Tennessee’s performance to date makes my alma mater’s bungling in 2015 look almost intelligent. The actions of the powers that be in the University of Tennessee’s comedy of errors looks like the work of three people — Moe, Larry and Curley. They were so quick to push Phillip Fulmer out the door after the 2008 season to find a more dynamic coach. Their efforts since have produced a series of losers and caused fans to start wearing bags as they sat in Neyland Stadium. After firing Butch Jones a few weeks ago, they went back on the carousel.
First, the school’s athletic director tried to woo the perceived savior, John Gruden, who is every other college’s perceived savior, to Rocky Top. Gruden, however, isn’t leaving his cushy ESPN job.
The administration fell to mob rule when it was announced they planned to hire Greg Schiano from Ohio State because of an alleged link to the Jerry Sandusky child abuse scandal at Penn State. Whether Shiano, who was an assistant at Penn State at the time, was in someway involved or not, I don’t know. But he and every other Penn State assistant coach from that period is tainted by the scandal regardless if they were somehow involved or not.

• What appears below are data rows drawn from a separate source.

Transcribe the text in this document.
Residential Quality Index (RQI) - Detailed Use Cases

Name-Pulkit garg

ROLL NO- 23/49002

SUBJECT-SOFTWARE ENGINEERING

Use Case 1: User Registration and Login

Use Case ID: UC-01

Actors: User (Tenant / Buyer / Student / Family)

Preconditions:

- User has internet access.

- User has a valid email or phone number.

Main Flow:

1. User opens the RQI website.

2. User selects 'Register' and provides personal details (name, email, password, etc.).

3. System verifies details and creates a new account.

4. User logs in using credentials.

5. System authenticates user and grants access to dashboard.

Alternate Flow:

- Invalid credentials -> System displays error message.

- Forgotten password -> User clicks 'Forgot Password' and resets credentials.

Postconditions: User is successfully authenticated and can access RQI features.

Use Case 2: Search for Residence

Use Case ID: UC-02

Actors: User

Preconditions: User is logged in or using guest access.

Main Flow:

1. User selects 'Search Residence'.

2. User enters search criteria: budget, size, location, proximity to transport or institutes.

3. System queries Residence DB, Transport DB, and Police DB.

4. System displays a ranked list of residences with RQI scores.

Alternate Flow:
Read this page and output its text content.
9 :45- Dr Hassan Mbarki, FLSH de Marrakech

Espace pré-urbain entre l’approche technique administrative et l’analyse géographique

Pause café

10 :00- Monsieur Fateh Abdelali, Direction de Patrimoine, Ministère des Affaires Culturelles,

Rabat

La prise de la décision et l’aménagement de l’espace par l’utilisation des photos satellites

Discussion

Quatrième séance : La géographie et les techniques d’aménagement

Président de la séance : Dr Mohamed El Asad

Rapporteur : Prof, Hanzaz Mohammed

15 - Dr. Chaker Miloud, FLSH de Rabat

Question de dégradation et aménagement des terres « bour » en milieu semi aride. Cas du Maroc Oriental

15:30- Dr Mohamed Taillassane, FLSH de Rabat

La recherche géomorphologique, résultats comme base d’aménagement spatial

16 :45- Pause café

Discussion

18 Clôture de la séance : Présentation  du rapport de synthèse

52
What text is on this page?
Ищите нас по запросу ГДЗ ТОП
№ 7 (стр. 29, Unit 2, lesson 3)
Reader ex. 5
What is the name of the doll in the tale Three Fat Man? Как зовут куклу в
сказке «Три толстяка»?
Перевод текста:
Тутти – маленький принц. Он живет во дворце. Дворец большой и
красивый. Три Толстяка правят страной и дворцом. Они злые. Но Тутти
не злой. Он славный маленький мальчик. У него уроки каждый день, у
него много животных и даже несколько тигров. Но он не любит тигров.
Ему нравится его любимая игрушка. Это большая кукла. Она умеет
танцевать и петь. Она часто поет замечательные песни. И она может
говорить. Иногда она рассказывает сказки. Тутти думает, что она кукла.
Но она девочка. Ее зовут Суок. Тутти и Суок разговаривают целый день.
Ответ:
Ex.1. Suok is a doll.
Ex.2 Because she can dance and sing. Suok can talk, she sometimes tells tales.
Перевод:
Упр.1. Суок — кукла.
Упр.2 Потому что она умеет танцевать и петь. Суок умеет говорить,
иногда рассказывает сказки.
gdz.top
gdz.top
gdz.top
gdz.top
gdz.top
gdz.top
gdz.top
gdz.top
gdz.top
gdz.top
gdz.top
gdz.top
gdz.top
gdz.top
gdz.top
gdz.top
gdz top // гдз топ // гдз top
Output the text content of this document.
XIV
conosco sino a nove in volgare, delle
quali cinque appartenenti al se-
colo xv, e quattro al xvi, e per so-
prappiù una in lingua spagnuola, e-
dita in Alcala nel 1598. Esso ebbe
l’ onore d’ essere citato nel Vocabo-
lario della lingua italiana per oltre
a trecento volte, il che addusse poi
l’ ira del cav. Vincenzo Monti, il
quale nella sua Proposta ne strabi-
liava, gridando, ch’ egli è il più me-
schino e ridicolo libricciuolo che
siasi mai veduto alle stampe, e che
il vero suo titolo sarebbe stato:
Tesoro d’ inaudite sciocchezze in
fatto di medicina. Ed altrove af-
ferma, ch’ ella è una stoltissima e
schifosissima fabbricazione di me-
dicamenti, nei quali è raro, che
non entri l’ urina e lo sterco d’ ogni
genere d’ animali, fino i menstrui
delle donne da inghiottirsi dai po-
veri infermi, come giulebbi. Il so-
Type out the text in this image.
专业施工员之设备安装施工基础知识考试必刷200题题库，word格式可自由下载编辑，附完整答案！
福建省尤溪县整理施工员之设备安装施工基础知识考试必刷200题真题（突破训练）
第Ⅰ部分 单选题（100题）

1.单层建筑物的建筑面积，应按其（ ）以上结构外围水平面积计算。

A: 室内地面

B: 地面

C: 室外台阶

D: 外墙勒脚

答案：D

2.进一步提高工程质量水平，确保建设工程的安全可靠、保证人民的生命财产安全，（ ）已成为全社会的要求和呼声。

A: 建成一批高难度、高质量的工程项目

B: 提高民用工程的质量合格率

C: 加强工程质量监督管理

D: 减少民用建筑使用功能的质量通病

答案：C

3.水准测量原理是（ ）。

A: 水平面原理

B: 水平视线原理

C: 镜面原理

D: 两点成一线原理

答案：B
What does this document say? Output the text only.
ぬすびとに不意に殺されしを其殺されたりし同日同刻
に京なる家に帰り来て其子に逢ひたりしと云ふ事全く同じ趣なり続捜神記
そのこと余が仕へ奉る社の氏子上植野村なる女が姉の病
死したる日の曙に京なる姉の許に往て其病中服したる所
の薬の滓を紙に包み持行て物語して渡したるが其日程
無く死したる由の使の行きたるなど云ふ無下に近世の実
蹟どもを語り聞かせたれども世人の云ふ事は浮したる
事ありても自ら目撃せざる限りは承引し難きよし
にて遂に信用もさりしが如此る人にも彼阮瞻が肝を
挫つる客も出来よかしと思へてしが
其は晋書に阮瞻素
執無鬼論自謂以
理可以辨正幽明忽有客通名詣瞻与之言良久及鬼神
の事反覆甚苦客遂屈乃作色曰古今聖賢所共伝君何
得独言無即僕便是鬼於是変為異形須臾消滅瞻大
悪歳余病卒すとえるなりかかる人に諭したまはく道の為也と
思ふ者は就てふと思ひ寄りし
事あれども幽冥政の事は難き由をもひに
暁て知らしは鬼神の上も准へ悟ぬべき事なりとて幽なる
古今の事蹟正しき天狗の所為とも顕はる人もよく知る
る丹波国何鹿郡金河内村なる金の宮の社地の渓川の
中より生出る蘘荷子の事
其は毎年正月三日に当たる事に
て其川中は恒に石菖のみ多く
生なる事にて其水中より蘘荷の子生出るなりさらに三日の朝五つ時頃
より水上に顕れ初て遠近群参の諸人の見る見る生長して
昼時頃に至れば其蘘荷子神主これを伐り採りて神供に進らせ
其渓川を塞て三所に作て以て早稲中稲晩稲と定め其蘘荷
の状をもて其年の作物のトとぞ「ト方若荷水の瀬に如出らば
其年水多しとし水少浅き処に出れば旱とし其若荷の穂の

After Schiano, they approached Duke coach David Cutcliff, a former Tennessee offensive coordinator and former Ole Miss head coach who is now head coach at Duke. He declined. So did Oklahoma State head coach Mike Gundy, even when the Vols offered a reported $42 million. Wednesday, it was announced they were hiring Purdue coach Jeff Brohm; that was being shot down as I write this. It may change.
This is insanity, and the people who will suffer most from all this idiocy and bungling is the players; the kids who made a commitment to come to Tennessee and play football because they were promised a good program and a chance, for most, to get an education. They are the true victims, in all this drama, and that’s what’s most embarrassing.